Survival depends on many different factors. It depends on your individual condition, type of neuroendocrine tumour (NET), treatment and level of fitness. So no one can tell you exactly how long you will live.
These are general statistics based on large groups of people. Remember, they can’t tell you what will happen in your individual case.
Your doctor can give you more information about your own outlook (prognosis).
There are 3 types of stomach NETs:
- type 1 (this is the most common type)
- type 2
- type 3
Where this information comes from
In the UK, no statistics are available for the survival of the different types of stomach NETs. The statistics presented here are international and might not accurately reflect UK statistics. They are gathered from various sources, including the opinions and experience of the experts who check our information.
We have information about the overall survival of people with stomach cancer. Remember to click back to return to the neuroendocrine section.
Survival for all types of stomach NET
These statistics are from an American study, looking at people diagnosed between 2004 to 2013.

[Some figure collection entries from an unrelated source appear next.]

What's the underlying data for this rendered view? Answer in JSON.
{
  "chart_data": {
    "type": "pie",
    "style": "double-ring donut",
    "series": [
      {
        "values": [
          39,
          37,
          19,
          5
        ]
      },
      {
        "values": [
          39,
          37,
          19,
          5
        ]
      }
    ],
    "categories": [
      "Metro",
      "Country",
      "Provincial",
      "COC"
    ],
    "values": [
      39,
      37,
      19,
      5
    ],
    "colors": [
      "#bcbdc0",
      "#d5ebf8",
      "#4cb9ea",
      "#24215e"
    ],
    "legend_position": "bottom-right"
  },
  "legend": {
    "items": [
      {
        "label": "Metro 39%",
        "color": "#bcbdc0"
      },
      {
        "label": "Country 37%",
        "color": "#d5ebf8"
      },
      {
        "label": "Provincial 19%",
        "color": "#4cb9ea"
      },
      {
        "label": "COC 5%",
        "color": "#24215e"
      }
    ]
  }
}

Please be aware that due to differences in health care systems, data collection and the population these studies are not an accurate picture of survival in the UK.
Around 73 out of every 100 people (around 73%) survive for 5 years or more.
Survival for type 1 stomach NETs
Almost 100 out of 100 people (almost 100%) with a type 1 stomach neuroendocrine tumour survive for 5 years or more.
Survival for type 2 stomach NETs
Between 60 and 75 out of 100 people (between 60 and 75%) with a type 2 stomach neuroendocrine tumour survive for 5 years or more.
Survival for type 3 stomach NETs
75 out of 100 people (75%) who have a type 3 stomach NET, and have had extensive surgery to remove the tumour, survive for 5 years or more.
Stomach NETs that have spread to a distant part of the body can be more difficult to treat.
About these statistics
The terms 1 year survival and 5 year survival don't mean that you will only live for 1 or 5 years. They relate to the number of people who are still alive 1 year or 5 years after their diagnosis of cancer.
Some people live much longer than 5 years.